The system of dependencies between objects in the Flow, teamed with these various build strategies, makes it possible to automate the process of rebuilding datasets and retraining models using scenarios.

Apply a Score Recipe

You now have a dataset with the exact same set of features as the training data. The only difference is that, in the data ready to be scored, the values for the churn column, which is the target variable, are entirely missing, as we do not know which new customers will churn.

Let’s use the model to generate predictions of whether the new customers will churn.

  • From the Flow, select the scoring_data_prepared dataset.
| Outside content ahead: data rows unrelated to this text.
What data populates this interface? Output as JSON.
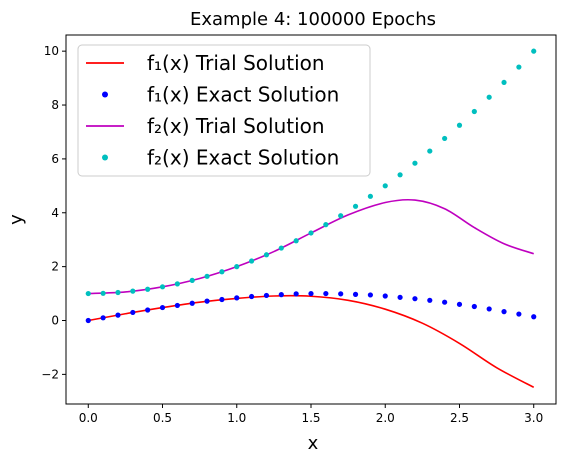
{
  "chart_data": {
    "type": "line",
    "title": "Example 4: 100000 Epochs",
    "xlabel": "x",
    "ylabel": "y",
    "xlim": [
      -0.15,
      3.15
    ],
    "ylim": [
      -3.1,
      10.6
    ],
    "xticks": [
      0.0,
      0.5,
      1.0,
      1.5,
      2.0,
      2.5,
      3.0
    ],
    "xtick_labels": [
      "0.0",
      "0.5",
      "1.0",
      "1.5",
      "2.0",
      "2.5",
      "3.0"
    ],
    "yticks": [
      -2,
      0,
      2,
      4,
      6,
      8,
      10
    ],
    "ytick_labels": [
      "−2",
      "0",
      "2",
      "4",
      "6",
      "8",
      "10"
    ],
    "grid": false,
    "legend_position": "top-left",
    "series": [
      {
        "name": "f₁(x) Trial Solution",
        "style": "line",
        "color": "#ff0000",
        "x": [
          0.0,
          0.25,
          0.5,
          0.75,
          1.0,
          1.25,
          1.5,
          1.75,
          2.0,
          2.25,
          2.5,
          2.75,
          3.0
        ],
        "y": [
          0.0,
          0.25,
          0.48,
          0.68,
          0.82,
          0.91,
          0.9,
          0.75,
          0.42,
          -0.1,
          -0.85,
          -1.75,
          -2.48
        ]
      },
      {
        "name": "f₁(x) Exact Solution",
        "style": "dots",
        "color": "#0000ff",
        "x": [
          0.0,
          0.1,
          0.2,
          0.3,
          0.4,
          0.5,
          0.6,
          0.7,
          0.8,
          0.9,
          1.0,
          1.1,
          1.2,
          1.3,
          1.4,
          1.5,
          1.6,
          1.7,
          1.8,
          1.9,
          2.0,
          2.1,
          2.2,
          2.3,
          2.4,
          2.5,
          2.6,
          2.7,
          2.8,
          2.9,
          3.0
        ],
        "y": [
          0.0,
          0.1,
          0.2,
          0.3,
          0.39,
          0.48,
          0.56,
          0.64,
          0.72,
          0.78,
          0.84,
          0.89,
          0.93,
          0.96,
          0.99,
          1.0,
          1.0,
          0.99,
          0.97,
          0.95,
          0.91,
          0.86,
          0.81,
          0.75,
          0.68,
          0.6,
          0.52,
          0.43,
          0.33,
          0.24,
          0.14
        ]
      },
      {
        "name": "f₂(x) Trial Solution",
        "style": "line",
        "color": "#bf00bf",
        "x": [
          0.0,
          0.25,
          0.5,
          0.75,
          1.0,
          1.25,
          1.5,
          1.75,
          2.0,
          2.2,
          2.4,
          2.6,
          2.8,
          3.0
        ],
        "y": [
          1.0,
          1.06,
          1.25,
          1.56,
          2.0,
          2.56,
          3.25,
          3.92,
          4.38,
          4.47,
          4.15,
          3.45,
          2.85,
          2.48
        ]
      },
      {
        "name": "f₂(x) Exact Solution",
        "style": "dots",
        "color": "#00bfbf",
        "x": [
          0.0,
          0.1,
          0.2,
          0.3,
          0.4,
          0.5,
          0.6,
          0.7,
          0.8,
          0.9,
          1.0,
          1.1,
          1.2,
          1.3,
          1.4,
          1.5,
          1.6,
          1.7,
          1.8,
          1.9,
          2.0,
          2.1,
          2.2,
          2.3,
          2.4,
          2.5,
          2.6,
          2.7,
          2.8,
          2.9,
          3.0
        ],
        "y": [
          1.0,
          1.01,
          1.04,
          1.09,
          1.16,
          1.25,
          1.36,
          1.49,
          1.64,
          1.81,
          2.0,
          2.21,
          2.44,
          2.69,
          2.96,
          3.25,
          3.56,
          3.89,
          4.24,
          4.61,
          5.0,
          5.41,
          5.84,
          6.29,
          6.76,
          7.25,
          7.76,
          8.29,
          8.84,
          9.41,
          10.0
        ]
      }
    ]
  }
}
  • From the sidebar, click on the schema button. Observe how it is the same schema as the training_data_prepared dataset.

  • Open the scoring_data_prepared dataset. Observe how the churn column is empty as expected.

  • From the Flow, select the deployed prediction model, and add a Score recipe from the Actions sidebar.

  • Choose scoring_data_prepared as the input dataset.

  • Name the output scoring_data_scored.

  • Click Create Recipe.

  • Leave the default recipe settings, click Run, and then return to the Flow.

Inspect the Scored Data

Let’s take a closer look at the scored data.

  • Open the scoring_data_scored dataset, and observe the three new columns appended to the end:

    • proba_0 is the probability a customer remains.

    • proba_1 is the probability a customer churns.

    • prediction is the model’s prediction of whether the customer will churn.

  • Use the Analyze tool on the prediction column to see what percentage of new customers the model expects to churn.

Hint

How does the predicted churn rate on the new data compare to the churn rate observed in the training data?